The paper also compares SLAM-ASR with previous NN-based ASR models and finds that it outperforms them in terms of performance. The study highlights the potential of LLM-based ASR systems and suggests that they can be extended to have cross-modal capabilities. The results show that SLAM-ASR is a promising approach for ASR tasks, with the potential to be applied in various real-world scenarios.This paper presents an embarrassingly simple approach for large language models (LLMs) with strong automatic speech recognition (ASR) capabilities. The authors propose SLAM-ASR, a system that uses a pre-trained speech encoder, a pre-trained LLM, and a single trainable linear projector to perform ASR. The system achieves state-of-the-art performance on the Librispeech benchmark, outperforming other LLM-based ASR models and even surpassing the latest audio-universal LLM models trained on massive pair data.

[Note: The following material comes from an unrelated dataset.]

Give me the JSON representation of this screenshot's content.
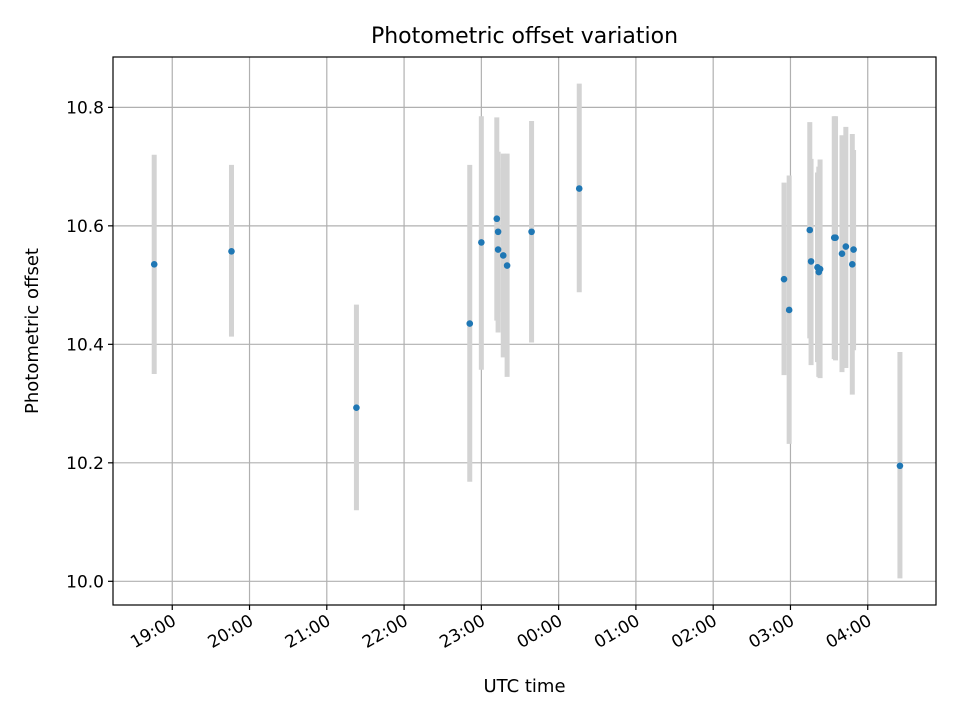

The key insight is that a simple combination of a powerful speech encoder, a suitable LLM, and a single trainable linear projector is sufficient for ASR tasks, without the need for complex designs.
The paper explores various combinations of LLMs and speech encoders to find the optimal LLM-based ASR system. It benchmarks different models and finds that chat models perform better than raw pre-trained LLMs for ASR. The study also investigates the capability emergence of LLM-based ASR during training, showing that the model's performance improves significantly as it learns to align speech and text modalities.
The proposed SLAM-ASR system is implemented with a clean setup and minimal task-specific design. It uses a speech encoder, a projector, and an LLM to perform ASR. The speech encoder is downsampled to reduce the length of the speech features, and the projector transforms the speech features into the same dimension as the LLM input. The system is trained with a simple setup, using only a linear projector, and achieves state-of-the-art performance on the Librispeech benchmark.
The paper also compares SLAM-ASR with previous NN-based ASR models and finds that it outperforms them in terms of performance. The study highlights the potential of LLM-based ASR systems and suggests that they can be extended to have cross-modal capabilities. The results show that SLAM-ASR is a promising approach for ASR tasks, with the potential to be applied in various real-world scenarios.